The push to unseat Breed started almost as soon as she stepped into Lee’s shoes and intensified when she officially declared her candidacy for the June 2018 election. Some of Breed’s colleagues raised concerns about her filling multiple roles, which they saw as undermining the separation of powers in city government. In early January, District 3 Supervisor Aaron Peskin began asking for a special meeting of the board to discuss a possible vote.
“I am one member of this body who has said that while the charter allows the president of the board to also serve as the mayor, I don’t think we should have a mixing of the two branches of government for a prolonged period of time,” Peskin said.

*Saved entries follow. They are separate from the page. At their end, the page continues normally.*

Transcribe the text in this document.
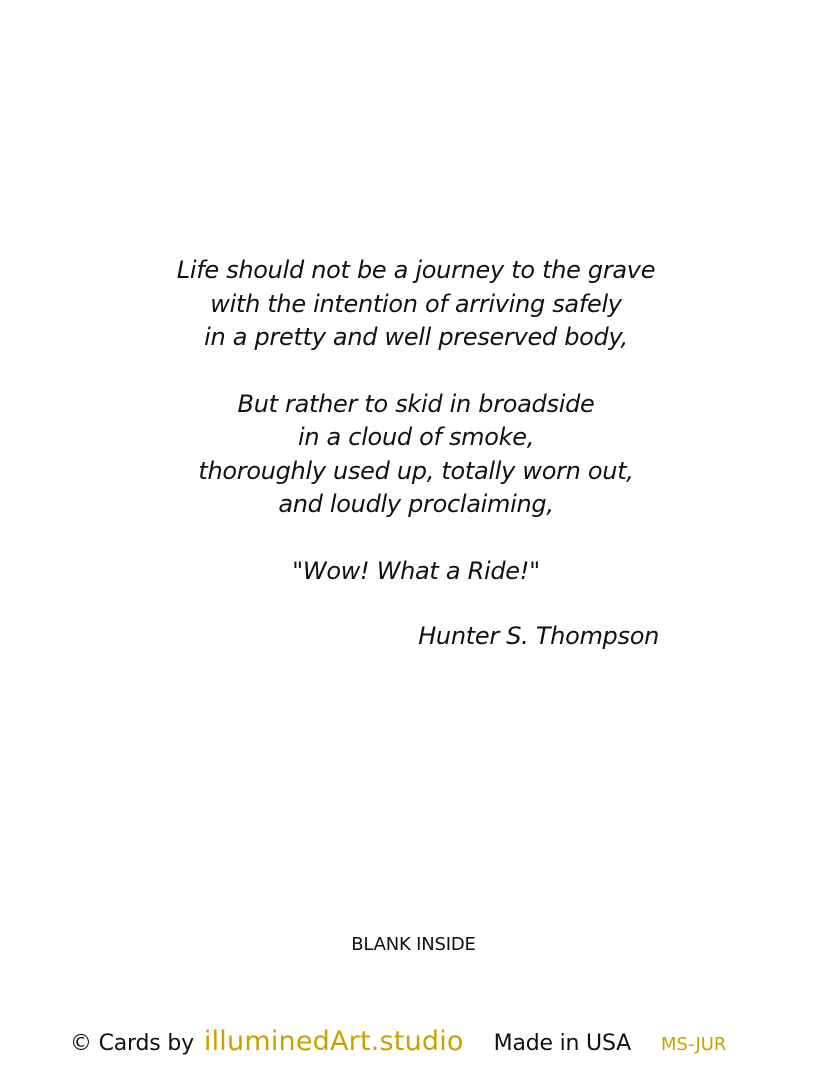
Life should not be a journey to the grave
with the intention of arriving safely
in a pretty and well preserved body,

But rather to skid in broadside
in a cloud of smoke,
thoroughly used up, totally worn out,
and loudly proclaiming,

"Wow! What a Ride!"

Hunter S. Thompson
BLANK INSIDE
© Cards by illuminedArt.studio Made in USA MS-JUR
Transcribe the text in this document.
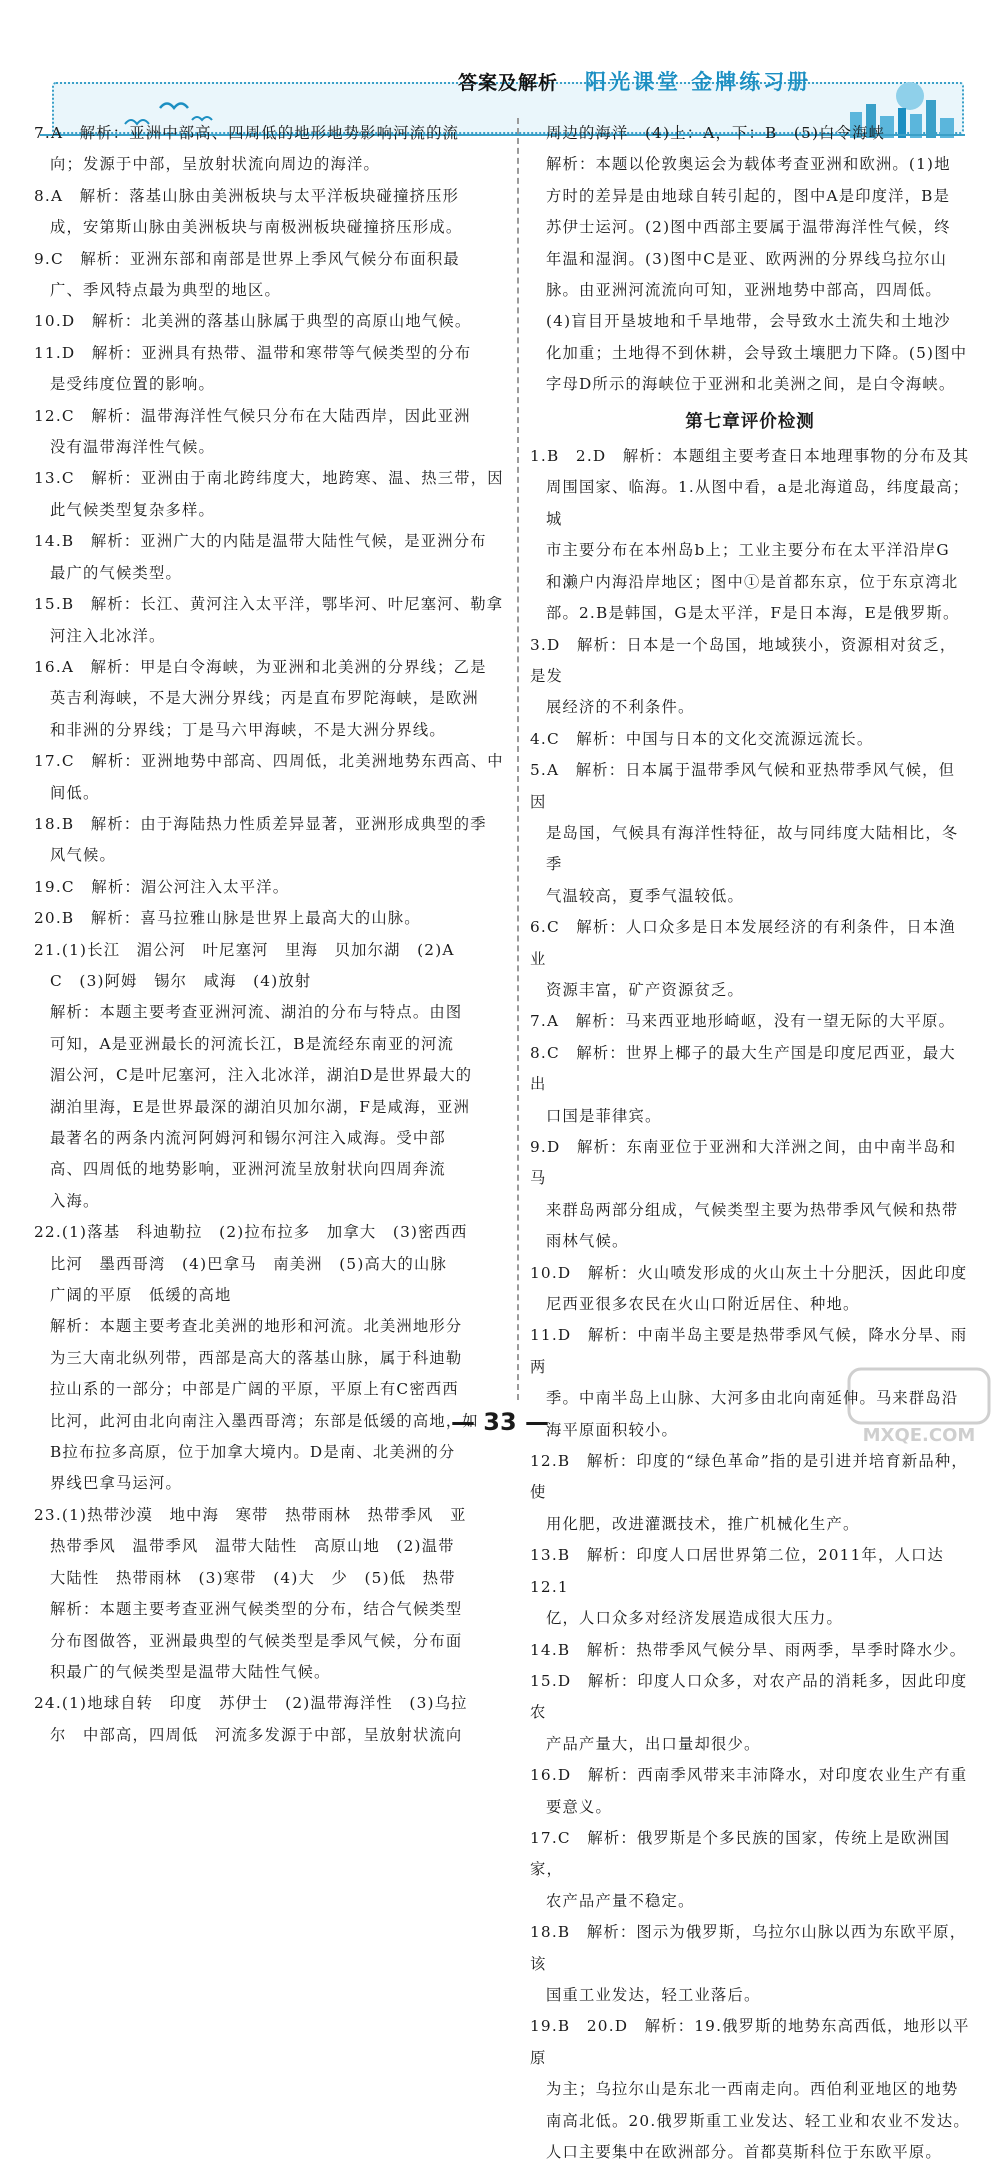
答案及解析 阳光课堂 金牌练习册

7.A　解析：亚洲中部高、四周低的地形地势影响河流的流

向；发源于中部，呈放射状流向周边的海洋。

8.A　解析：落基山脉由美洲板块与太平洋板块碰撞挤压形

成，安第斯山脉由美洲板块与南极洲板块碰撞挤压形成。

9.C　解析：亚洲东部和南部是世界上季风气候分布面积最

广、季风特点最为典型的地区。

10.D　解析：北美洲的落基山脉属于典型的高原山地气候。

11.D　解析：亚洲具有热带、温带和寒带等气候类型的分布

是受纬度位置的影响。

12.C　解析：温带海洋性气候只分布在大陆西岸，因此亚洲

没有温带海洋性气候。

13.C　解析：亚洲由于南北跨纬度大，地跨寒、温、热三带，因

此气候类型复杂多样。

14.B　解析：亚洲广大的内陆是温带大陆性气候，是亚洲分布

最广的气候类型。

15.B　解析：长江、黄河注入太平洋，鄂毕河、叶尼塞河、勒拿

河注入北冰洋。

16.A　解析：甲是白令海峡，为亚洲和北美洲的分界线；乙是

英吉利海峡，不是大洲分界线；丙是直布罗陀海峡，是欧洲

和非洲的分界线；丁是马六甲海峡，不是大洲分界线。

17.C　解析：亚洲地势中部高、四周低，北美洲地势东西高、中

间低。

18.B　解析：由于海陆热力性质差异显著，亚洲形成典型的季

风气候。

19.C　解析：湄公河注入太平洋。

20.B　解析：喜马拉雅山脉是世界上最高大的山脉。

21.(1)长江　湄公河　叶尼塞河　里海　贝加尔湖　(2)A

C　(3)阿姆　锡尔　咸海　(4)放射

解析：本题主要考查亚洲河流、湖泊的分布与特点。由图

可知，A是亚洲最长的河流长江，B是流经东南亚的河流

湄公河，C是叶尼塞河，注入北冰洋，湖泊D是世界最大的

湖泊里海，E是世界最深的湖泊贝加尔湖，F是咸海，亚洲

最著名的两条内流河阿姆河和锡尔河注入咸海。受中部

高、四周低的地势影响，亚洲河流呈放射状向四周奔流

入海。

22.(1)落基　科迪勒拉　(2)拉布拉多　加拿大　(3)密西西

比河　墨西哥湾　(4)巴拿马　南美洲　(5)高大的山脉

广阔的平原　低缓的高地

解析：本题主要考查北美洲的地形和河流。北美洲地形分

为三大南北纵列带，西部是高大的落基山脉，属于科迪勒

拉山系的一部分；中部是广阔的平原，平原上有C密西西

比河，此河由北向南注入墨西哥湾；东部是低缓的高地，如

B拉布拉多高原，位于加拿大境内。D是南、北美洲的分

界线巴拿马运河。

23.(1)热带沙漠　地中海　寒带　热带雨林　热带季风　亚

热带季风　温带季风　温带大陆性　高原山地　(2)温带

大陆性　热带雨林　(3)寒带　(4)大　少　(5)低　热带

解析：本题主要考查亚洲气候类型的分布，结合气候类型

分布图做答，亚洲最典型的气候类型是季风气候，分布面

积最广的气候类型是温带大陆性气候。

24.(1)地球自转　印度　苏伊士　(2)温带海洋性　(3)乌拉

尔　中部高，四周低　河流多发源于中部，呈放射状流向

周边的海洋　(4)上：A，下：B　(5)白令海峡

解析：本题以伦敦奥运会为载体考查亚洲和欧洲。(1)地

方时的差异是由地球自转引起的，图中A是印度洋，B是

苏伊士运河。(2)图中西部主要属于温带海洋性气候，终

年温和湿润。(3)图中C是亚、欧两洲的分界线乌拉尔山

脉。由亚洲河流流向可知，亚洲地势中部高，四周低。

(4)盲目开垦坡地和千旱地带，会导致水土流失和土地沙

化加重；土地得不到休耕，会导致土壤肥力下降。(5)图中

字母D所示的海峡位于亚洲和北美洲之间，是白令海峡。

第七章评价检测

1.B　2.D　解析：本题组主要考查日本地理事物的分布及其

周围国家、临海。1.从图中看，a是北海道岛，纬度最高；城

市主要分布在本州岛b上；工业主要分布在太平洋沿岸G

和濑户内海沿岸地区；图中①是首都东京，位于东京湾北

部。2.B是韩国，G是太平洋，F是日本海，E是俄罗斯。

3.D　解析：日本是一个岛国，地域狭小，资源相对贫乏，是发

展经济的不利条件。

4.C　解析：中国与日本的文化交流源远流长。

5.A　解析：日本属于温带季风气候和亚热带季风气候，但因

是岛国，气候具有海洋性特征，故与同纬度大陆相比，冬季

气温较高，夏季气温较低。

6.C　解析：人口众多是日本发展经济的有利条件，日本渔业

资源丰富，矿产资源贫乏。

7.A　解析：马来西亚地形崎岖，没有一望无际的大平原。

8.C　解析：世界上椰子的最大生产国是印度尼西亚，最大出

口国是菲律宾。

9.D　解析：东南亚位于亚洲和大洋洲之间，由中南半岛和马

来群岛两部分组成，气候类型主要为热带季风气候和热带

雨林气候。

10.D　解析：火山喷发形成的火山灰土十分肥沃，因此印度

尼西亚很多农民在火山口附近居住、种地。

11.D　解析：中南半岛主要是热带季风气候，降水分旱、雨两

季。中南半岛上山脉、大河多由北向南延伸。马来群岛沿

海平原面积较小。

12.B　解析：印度的“绿色革命”指的是引进并培育新品种，使

用化肥，改进灌溉技术，推广机械化生产。

13.B　解析：印度人口居世界第二位，2011年，人口达12.1

亿，人口众多对经济发展造成很大压力。

14.B　解析：热带季风气候分旱、雨两季，旱季时降水少。

15.D　解析：印度人口众多，对农产品的消耗多，因此印度农

产品产量大，出口量却很少。

16.D　解析：西南季风带来丰沛降水，对印度农业生产有重

要意义。

17.C　解析：俄罗斯是个多民族的国家，传统上是欧洲国家，

农产品产量不稳定。

18.B　解析：图示为俄罗斯，乌拉尔山脉以西为东欧平原，该

国重工业发达，轻工业落后。

19.B　20.D　解析：19.俄罗斯的地势东高西低，地形以平原

为主；乌拉尔山是东北一西南走向。西伯利亚地区的地势

南高北低。20.俄罗斯重工业发达、轻工业和农业不发达。

人口主要集中在欧洲部分。首都莫斯科位于东欧平原。

— 33 —	MXQE.COM
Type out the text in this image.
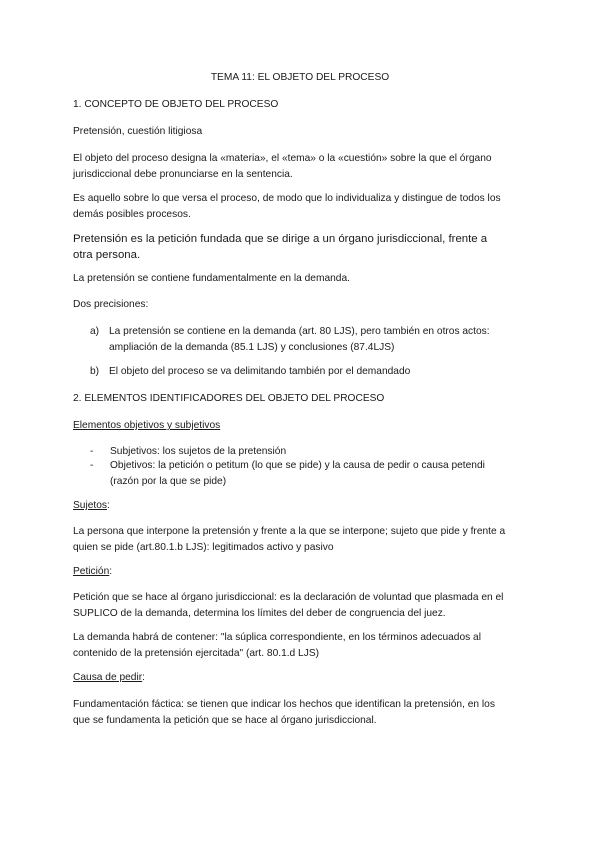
TEMA 11: EL OBJETO DEL PROCESO

1. CONCEPTO DE OBJETO DEL PROCESO

Pretensión, cuestión litigiosa

El objeto del proceso designa la «materia», el «tema» o la «cuestión» sobre la que el órgano jurisdiccional debe pronunciarse en la sentencia.

Es aquello sobre lo que versa el proceso, de modo que lo individualiza y distingue de todos los demás posibles procesos.

Pretensión es la petición fundada que se dirige a un órgano jurisdiccional, frente a otra persona.

La pretensión se contiene fundamentalmente en la demanda.

Dos precisiones:

a) La pretensión se contiene en la demanda (art. 80 LJS), pero también en otros actos: ampliación de la demanda (85.1 LJS) y conclusiones (87.4LJS)
b) El objeto del proceso se va delimitando también por el demandado

2. ELEMENTOS IDENTIFICADORES DEL OBJETO DEL PROCESO

Elementos objetivos y subjetivos

- Subjetivos: los sujetos de la pretensión
- Objetivos: la petición o petitum (lo que se pide) y la causa de pedir o causa petendi (razón por la que se pide)

Sujetos:

La persona que interpone la pretensión y frente a la que se interpone; sujeto que pide y frente a quien se pide (art.80.1.b LJS): legitimados activo y pasivo

Petición:

Petición que se hace al órgano jurisdiccional: es la declaración de voluntad que plasmada en el SUPLICO de la demanda, determina los límites del deber de congruencia del juez.

La demanda habrá de contener: "la súplica correspondiente, en los términos adecuados al contenido de la pretensión ejercitada" (art. 80.1.d LJS)

Causa de pedir:

Fundamentación fáctica: se tienen que indicar los hechos que identifican la pretensión, en los que se fundamenta la petición que se hace al órgano jurisdiccional.
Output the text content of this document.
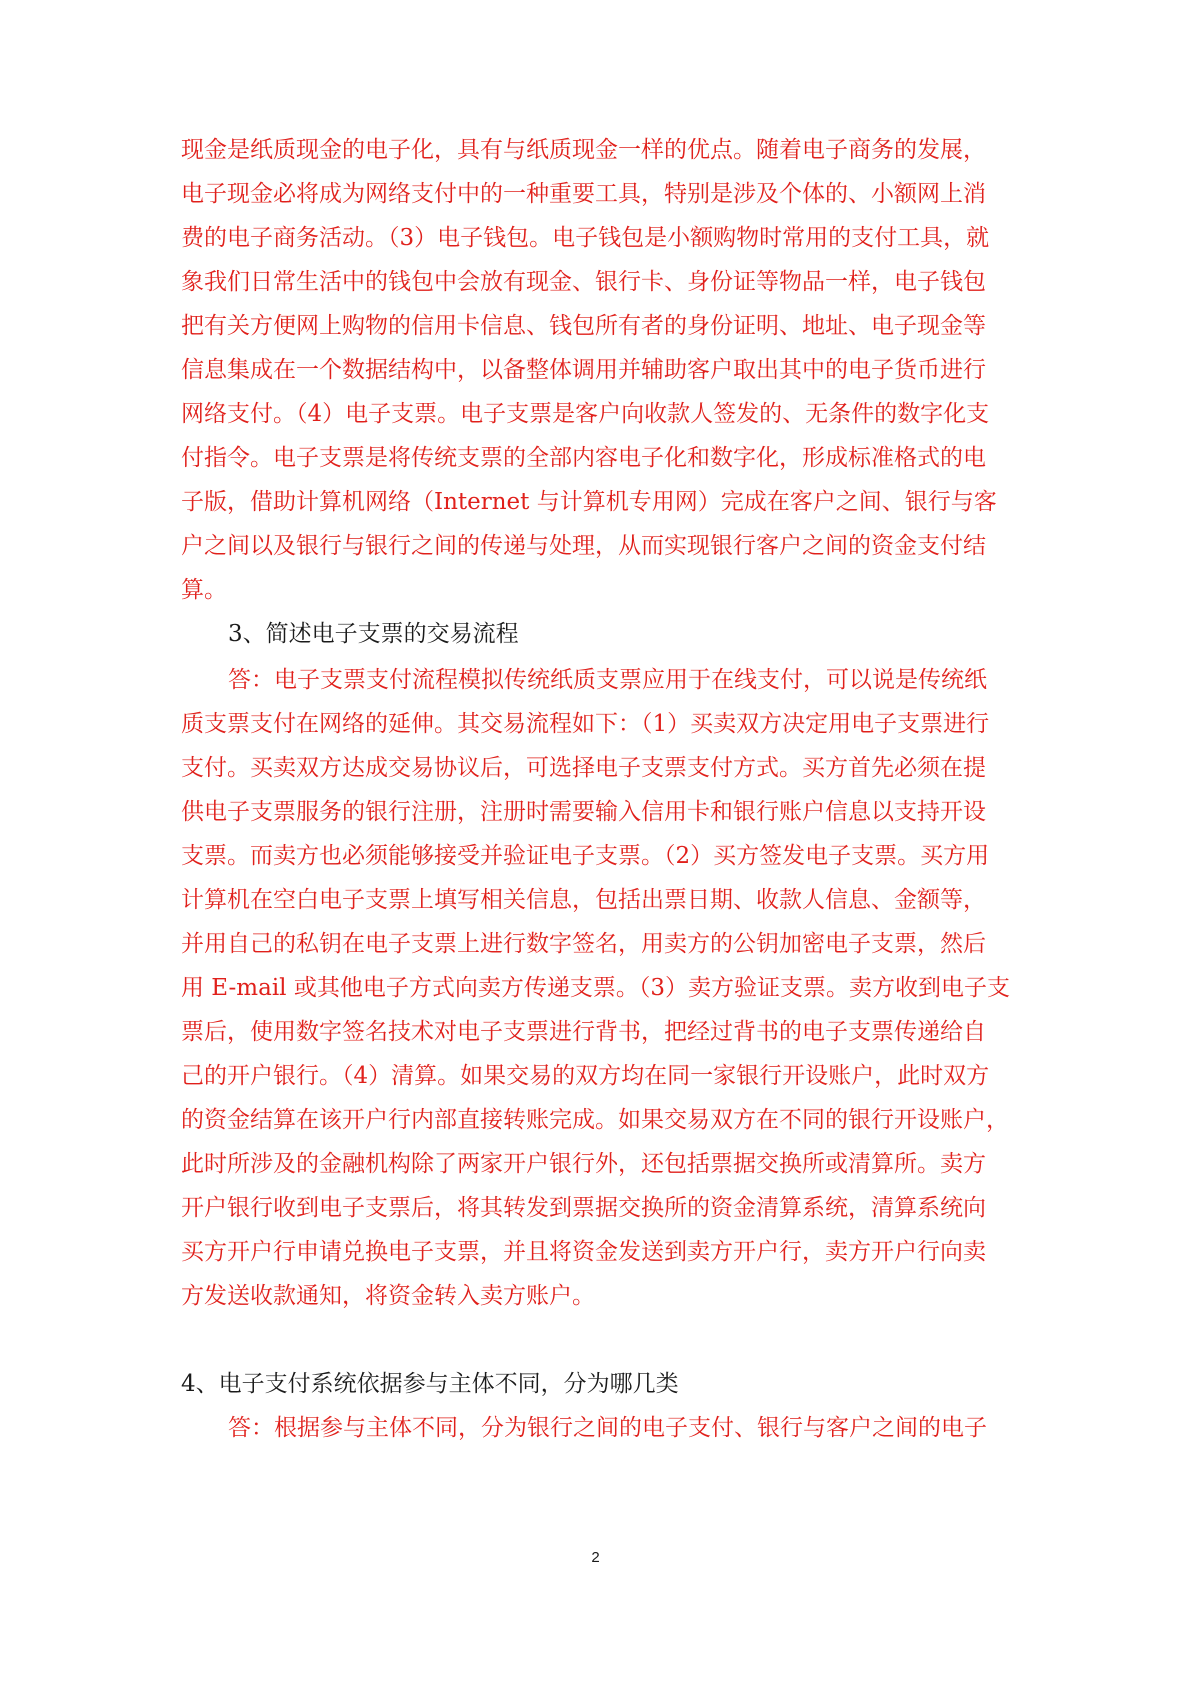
现金是纸质现金的电子化，具有与纸质现金一样的优点。随着电子商务的发展，
电子现金必将成为网络支付中的一种重要工具，特别是涉及个体的、小额网上消
费的电子商务活动。（3）电子钱包。电子钱包是小额购物时常用的支付工具，就
象我们日常生活中的钱包中会放有现金、银行卡、身份证等物品一样，电子钱包
把有关方便网上购物的信用卡信息、钱包所有者的身份证明、地址、电子现金等
信息集成在一个数据结构中，以备整体调用并辅助客户取出其中的电子货币进行
网络支付。（4）电子支票。电子支票是客户向收款人签发的、无条件的数字化支
付指令。电子支票是将传统支票的全部内容电子化和数字化，形成标准格式的电
子版，借助计算机网络（Internet 与计算机专用网）完成在客户之间、银行与客
户之间以及银行与银行之间的传递与处理，从而实现银行客户之间的资金支付结
算。
3、简述电子支票的交易流程
答：电子支票支付流程模拟传统纸质支票应用于在线支付，可以说是传统纸
质支票支付在网络的延伸。其交易流程如下：（1）买卖双方决定用电子支票进行
支付。买卖双方达成交易协议后，可选择电子支票支付方式。买方首先必须在提
供电子支票服务的银行注册，注册时需要输入信用卡和银行账户信息以支持开设
支票。而卖方也必须能够接受并验证电子支票。（2）买方签发电子支票。买方用
计算机在空白电子支票上填写相关信息，包括出票日期、收款人信息、金额等，
并用自己的私钥在电子支票上进行数字签名，用卖方的公钥加密电子支票，然后
用 E-mail 或其他电子方式向卖方传递支票。（3）卖方验证支票。卖方收到电子支
票后，使用数字签名技术对电子支票进行背书，把经过背书的电子支票传递给自
己的开户银行。（4）清算。如果交易的双方均在同一家银行开设账户，此时双方
的资金结算在该开户行内部直接转账完成。如果交易双方在不同的银行开设账户，
此时所涉及的金融机构除了两家开户银行外，还包括票据交换所或清算所。卖方
开户银行收到电子支票后，将其转发到票据交换所的资金清算系统，清算系统向
买方开户行申请兑换电子支票，并且将资金发送到卖方开户行，卖方开户行向卖
方发送收款通知，将资金转入卖方账户。
4、电子支付系统依据参与主体不同，分为哪几类
答：根据参与主体不同，分为银行之间的电子支付、银行与客户之间的电子
2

While all of his reasoning makes perfect sense, Peskin also took issue with Conway. “The more Ron Conway openly became the kingmaker for London, the more people like me who have come to respect her and work with her very well became more and more reticent,” he told Mission Local while waiting for Farrell to be sworn in.
He won’t admit it or take the credit, but it’s not a secret Peskin engineered the entire deal with Oz-like precision from behind the curtains of City Hall. All I have to say is move over Mr. Conway, there’s a new kingmaker in town, and his name is Aaron Peskin.